Egyptian Court Sentences Morsi to 40 Years for Leaking State Secrets
Egypt’s deposed President Mohammed Morsi was sentenced Saturday to 40 years in prison for leaking secret state documents to Qatar when he was in office.
The Cairo Criminal Court announced separate jail terms of 25 years and 15 years on different counts.
Two former aides to Morsi were sentenced to 25 years.
The court also confirmed preliminary death sentences given last month to six defendants in the same case.
The six, convicted of espionage, included three journalists, who were tried in absentia. Two of the three are employees of the Qatari network Al-Jazeera.
Confirmation of the death verdicts came after the country’s chief Islamic legal authority, the grand mufti, approved them, as required by Egyptian law in cases involving death sentences.
The rulings against Morsi and all other defendants can be appealed.
Qatar was a key ally of Morsi’s now-banned Muslim Brotherhood.
Amnesty International condemned Saturday’s death sentences.
“While this outcome is appalling, it is sadly not surprising,” said Magdalena Mughrabi-Talhami, the group’s deputy director of the Middle East and North Africa. “Egypt’s broken and utterly corrupted justice system is now little more than a handy tool for the authorities’ repression of any vestiges of opposition or criticism,” she said in a statement.
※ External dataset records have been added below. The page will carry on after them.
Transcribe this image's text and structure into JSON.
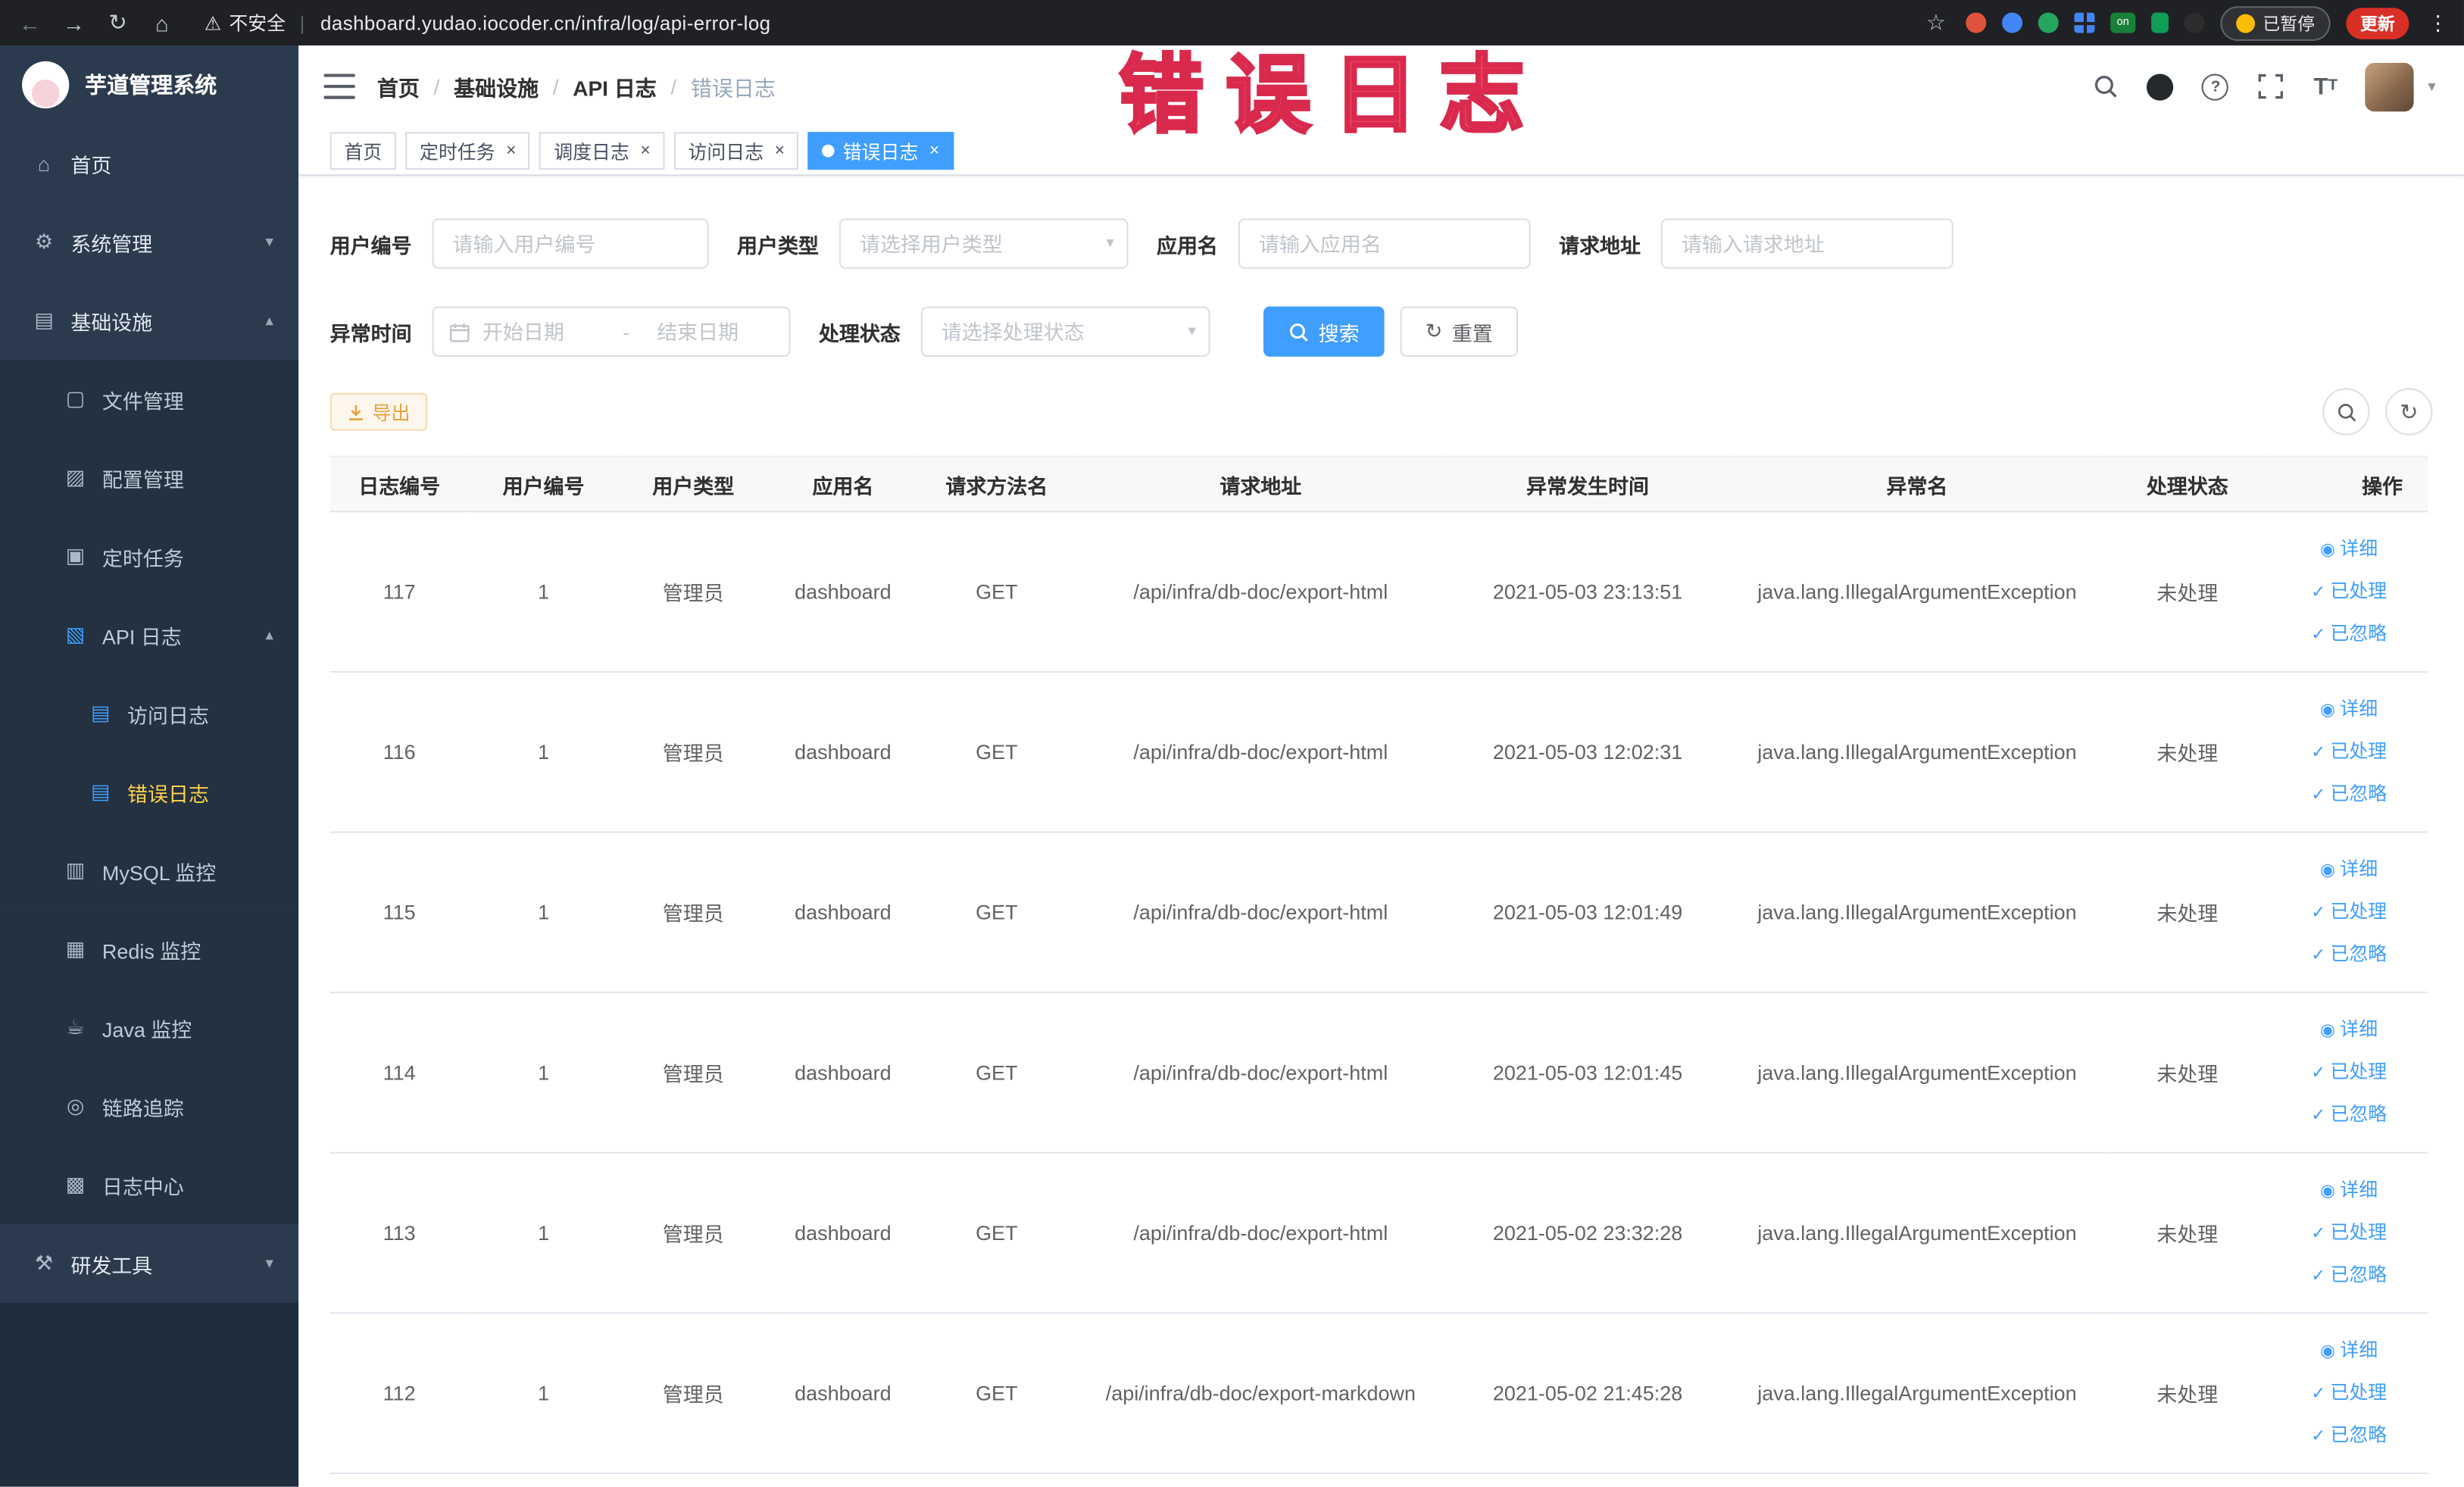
{
  "browser": {
    "security": "不安全",
    "url": "dashboard.yudao.iocoder.cn/infra/log/api-error-log",
    "on_badge": "on",
    "paused": "已暂停",
    "update": "更新"
  },
  "watermark": "错误日志",
  "sidebar": {
    "logo_title": "芋道管理系统",
    "items": [
      {
        "label": "首页"
      },
      {
        "label": "系统管理"
      },
      {
        "label": "基础设施"
      },
      {
        "label": "文件管理"
      },
      {
        "label": "配置管理"
      },
      {
        "label": "定时任务"
      },
      {
        "label": "API 日志"
      },
      {
        "label": "访问日志"
      },
      {
        "label": "错误日志"
      },
      {
        "label": "MySQL 监控"
      },
      {
        "label": "Redis 监控"
      },
      {
        "label": "Java 监控"
      },
      {
        "label": "链路追踪"
      },
      {
        "label": "日志中心"
      },
      {
        "label": "研发工具"
      }
    ]
  },
  "navbar": {
    "breadcrumb": [
      "首页",
      "基础设施",
      "API 日志",
      "错误日志"
    ],
    "separator": "/"
  },
  "tabs": [
    {
      "label": "首页"
    },
    {
      "label": "定时任务"
    },
    {
      "label": "调度日志"
    },
    {
      "label": "访问日志"
    },
    {
      "label": "错误日志"
    }
  ],
  "filters": {
    "user_id_label": "用户编号",
    "user_id_placeholder": "请输入用户编号",
    "user_type_label": "用户类型",
    "user_type_placeholder": "请选择用户类型",
    "app_name_label": "应用名",
    "app_name_placeholder": "请输入应用名",
    "req_url_label": "请求地址",
    "req_url_placeholder": "请输入请求地址",
    "time_label": "异常时间",
    "time_start_placeholder": "开始日期",
    "time_range_separator": "-",
    "time_end_placeholder": "结束日期",
    "status_label": "处理状态",
    "status_placeholder": "请选择处理状态",
    "search_button": "搜索",
    "reset_button": "重置"
  },
  "toolbar": {
    "export_button": "导出"
  },
  "table": {
    "headers": [
      "日志编号",
      "用户编号",
      "用户类型",
      "应用名",
      "请求方法名",
      "请求地址",
      "异常发生时间",
      "异常名",
      "处理状态",
      "操作"
    ],
    "rows": [
      [
        117,
        1,
        "管理员",
        "dashboard",
        "GET",
        "/api/infra/db-doc/export-html",
        "2021-05-03 23:13:51",
        "java.lang.IllegalArgumentException",
        "未处理"
      ],
      [
        116,
        1,
        "管理员",
        "dashboard",
        "GET",
        "/api/infra/db-doc/export-html",
        "2021-05-03 12:02:31",
        "java.lang.IllegalArgumentException",
        "未处理"
      ],
      [
        115,
        1,
        "管理员",
        "dashboard",
        "GET",
        "/api/infra/db-doc/export-html",
        "2021-05-03 12:01:49",
        "java.lang.IllegalArgumentException",
        "未处理"
      ],
      [
        114,
        1,
        "管理员",
        "dashboard",
        "GET",
        "/api/infra/db-doc/export-html",
        "2021-05-03 12:01:45",
        "java.lang.IllegalArgumentException",
        "未处理"
      ],
      [
        113,
        1,
        "管理员",
        "dashboard",
        "GET",
        "/api/infra/db-doc/export-html",
        "2021-05-02 23:32:28",
        "java.lang.IllegalArgumentException",
        "未处理"
      ],
      [
        112,
        1,
        "管理员",
        "dashboard",
        "GET",
        "/api/infra/db-doc/export-markdown",
        "2021-05-02 21:45:28",
        "java.lang.IllegalArgumentException",
        "未处理"
      ]
    ],
    "actions": [
      "详细",
      "已处理",
      "已忽略"
    ]
  }
}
The Egyptian government has repeatedly rejected criticism of heavy-handed sentences against Islamists, saying that the country’s courts operate independently.
Morsi, Egypt’s first democratically elected president, was overthrown by the military in 2013.
In June 2015, another court sentenced him to death after convicting him of involvement in a prison escape during Egypt’s 2011 uprising. That sentence is subject to appeal.